MITOS and the MIT Office of Emergency Management collaborated with the Cambridge Compact for a Sustainable Future to host a Climate Resiliency Tabletop Exercise . The event engaged Cambridge businesses, the cCity and institutions in identifying business continuity and coordination challenges and opportunities following a climate-based incident that causes business and research interruptions.
Climate Resiliency Education
Resiliency Stress Test
The Resiliency Stress Test is an activity designed to evaluate for a sample of campus to: 1) Identify the range of potential impacts from climate events and 2) Explore potential solutions that can reduce climate risks to campus.
Step 1: The building, infrastructure, and site systems sub-groups are each describing potential impacts to their respective systems from the same scenarios for both an extreme rain and an extreme heat event. Once these impacts are described and synthesized from the building, infrastructure, and site systems sub-groups, the community systems sub-group will then identify ways that the impacts affect the MIT community.

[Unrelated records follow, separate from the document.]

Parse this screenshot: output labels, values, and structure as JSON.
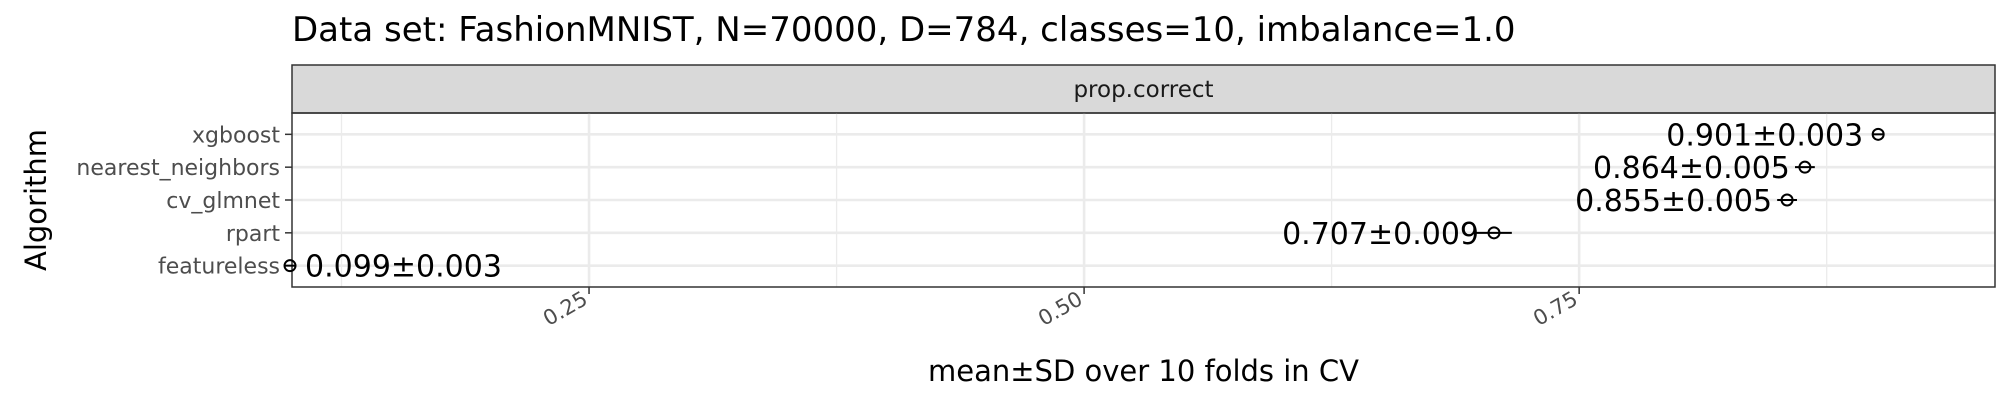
{
  "chart_data": {
    "type": "scatter",
    "title": "Data set: FashionMNIST, N=70000, D=784, classes=10, imbalance=1.0",
    "facet": "prop.correct",
    "xlabel": "mean±SD over 10 folds in CV",
    "ylabel": "Algorithm",
    "xlim": [
      0.1,
      0.96
    ],
    "xticks": [
      0.25,
      0.5,
      0.75
    ],
    "xtick_labels": [
      "0.25",
      "0.50",
      "0.75"
    ],
    "grid": true,
    "categories": [
      "xgboost",
      "nearest_neighbors",
      "cv_glmnet",
      "rpart",
      "featureless"
    ],
    "points": [
      {
        "algorithm": "xgboost",
        "mean": 0.901,
        "sd": 0.003,
        "label": "0.901±0.003"
      },
      {
        "algorithm": "nearest_neighbors",
        "mean": 0.864,
        "sd": 0.005,
        "label": "0.864±0.005"
      },
      {
        "algorithm": "cv_glmnet",
        "mean": 0.855,
        "sd": 0.005,
        "label": "0.855±0.005"
      },
      {
        "algorithm": "rpart",
        "mean": 0.707,
        "sd": 0.009,
        "label": "0.707±0.009"
      },
      {
        "algorithm": "featureless",
        "mean": 0.099,
        "sd": 0.003,
        "label": "0.099±0.003"
      }
    ],
    "colors": {
      "panel_border": "#333333",
      "strip_fill": "#d9d9d9",
      "grid": "#ebebeb",
      "point": "#000000"
    }
  }
}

Step 2: This baseline understanding of impacts identified (Step 1) will enable each sub-group to explore strategies for reducing the risks of climate impacts. By understanding potential risk reduction strategies for a small scale portion of campus, MIT can become familiar with the breadth and depth of technical, financial, and social adaptations required for campus-wide resiliency.
Early findings from Step 1 show that there is considerable interdependency among building, infrastructure, and site systems such that a failure in one system can cause a failure in other systems. This recognition is requiring extensive collaboration among the sub-groups as they describe both the impacts as well as potential solutions.
Growing a resilient MIT requires a community-wide understanding of climate risks and adaptation opportunities. Collaboration with key partners has furthered our education and awareness-raising.
PKG Spring Break matches teams of MIT students with community organizations where students learn firsthand about complex social issues impacting communities and the work that is being done to address those challenges. Student leaders facilitate this experience for their assigned cohort, and utilize the support of staff mentors to create a fun, community-embedded, and thought-provoking experience.
MIT partnered with the City of Cambridge to present the joint case of campus/city climate resiliency planning at the Forging University-Municipality Partnerships Toward Urban Sustainability Conference. The goal of the conference was to inspire progress by sharing successful examples of university-municipality collaboration on sustainability efforts.
Case study of MIT’s emerging approach to educating the campus and community about climate resiliency is captured in this 2018 ISCN Best Practices Guide.